No legislation, no funding. No funding…well I think you can extrapolate the rest.
As disheartening as Sanders comments were, they hit particularly hard in the gut given that it was in the middle of a week in which 400 or so organizations held more than 100 events around the country pleading for investment in infrastructure, also known as Infrastructure Week. Senate Democrats even went so far as to create an “In Memoriam” video for infrastructure.
The Hill spoke with Rep. Peter DeFazio (D-OR) who is the ranking member of the Transportation and Infrastructure Committee and says that there hasn’t been any progress made on a bill with Chairman Bill Shuster (R-PA). “As far as I know, it’s been shredded, or burned, or something. It doesn’t exist,” DeFazio said Wednesday of the president’s rebuilding blueprint.
The White House plan, unveiled in February, was meant to provide lawmakers with a framework to craft legislation. But it quickly met opposition from Democrats, who argued the administration’s emphasis on funding from the private sector and state and local governments was the wrong approach to infrastructure.
Lawmakers on both sides of the aisle immediately questioned how to pay for the president’s proposal, which calls for $200 billion in federal money with the goal of sparking a $1.5 trillion investment by incentivizing private and local investors.
“The only thing we need is funding and Paul Ryan is opposed to any additional funding,” said DeFazio, referring to Speaker Paul Ryan (R-WI).
“I told the president that—when I was at the White House—if he wants a bill, he’s got to push the Republican leadership for funding. He didn’t. They won’t. That’s it. Done. Dead,” he said.
The article went on to say:
“Rep. Mario Diaz-Balart (R-FL), who chairs the House Appropriations Committee’s subcommittee on transportation, housing and urban development, said this week that while he doesn’t know where Trump’s infrastructure framework stands, the recently unveiled transportation appropriations bill for fiscal 2019 is a ‘major investment’ in rebuilding.

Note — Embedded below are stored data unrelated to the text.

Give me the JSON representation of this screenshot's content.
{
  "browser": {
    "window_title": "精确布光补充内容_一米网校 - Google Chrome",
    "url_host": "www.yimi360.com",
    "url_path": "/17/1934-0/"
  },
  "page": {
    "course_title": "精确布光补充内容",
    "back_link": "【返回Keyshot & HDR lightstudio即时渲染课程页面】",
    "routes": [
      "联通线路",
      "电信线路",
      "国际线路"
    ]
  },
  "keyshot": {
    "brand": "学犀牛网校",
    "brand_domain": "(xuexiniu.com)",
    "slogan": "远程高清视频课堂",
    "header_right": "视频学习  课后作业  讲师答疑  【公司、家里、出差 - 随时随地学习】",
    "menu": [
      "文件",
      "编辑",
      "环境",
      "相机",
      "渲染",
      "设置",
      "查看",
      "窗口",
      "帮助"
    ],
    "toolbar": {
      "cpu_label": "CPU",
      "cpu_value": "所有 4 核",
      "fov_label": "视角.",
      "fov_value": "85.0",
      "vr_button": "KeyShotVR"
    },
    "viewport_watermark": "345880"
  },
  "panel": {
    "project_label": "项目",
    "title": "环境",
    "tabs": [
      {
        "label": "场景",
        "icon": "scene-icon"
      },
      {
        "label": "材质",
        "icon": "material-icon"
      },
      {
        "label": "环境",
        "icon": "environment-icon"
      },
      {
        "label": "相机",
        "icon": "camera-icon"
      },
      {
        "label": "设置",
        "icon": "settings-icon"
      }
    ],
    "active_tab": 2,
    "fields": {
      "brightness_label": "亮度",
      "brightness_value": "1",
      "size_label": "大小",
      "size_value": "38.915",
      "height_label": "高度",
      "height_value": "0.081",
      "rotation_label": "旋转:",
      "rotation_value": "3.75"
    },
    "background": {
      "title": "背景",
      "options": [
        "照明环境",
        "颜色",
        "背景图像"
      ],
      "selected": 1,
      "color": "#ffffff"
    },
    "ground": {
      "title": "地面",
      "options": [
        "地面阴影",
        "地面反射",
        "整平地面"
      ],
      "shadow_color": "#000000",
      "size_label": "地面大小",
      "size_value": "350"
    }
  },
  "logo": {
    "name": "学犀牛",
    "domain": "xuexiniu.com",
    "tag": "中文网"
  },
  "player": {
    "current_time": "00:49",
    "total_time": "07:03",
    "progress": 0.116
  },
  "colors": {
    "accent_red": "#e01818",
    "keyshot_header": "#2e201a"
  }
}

“It’s major money for the states, increased money for the states that, in essence, goes to their formula, whether it’s highways, whether it’s bridges,” said Diaz-Balart, who said he still hopes there will be another bill.
Rep. Lou Barletta (R-PA), a member of the Transportation and Infrastructure Committee, told The Hill that he hopes the rebuilding efforts won’t ‘be a bare-bones minimum’ pursuit. He plans to continue advocating for a larger package, but refused to say just how optimistic he is due to “past performance.”By the way, in case you didn’t know, President Trump’s infrastructure policy advisor, D.J. Gribbin, quit a couple of months ago.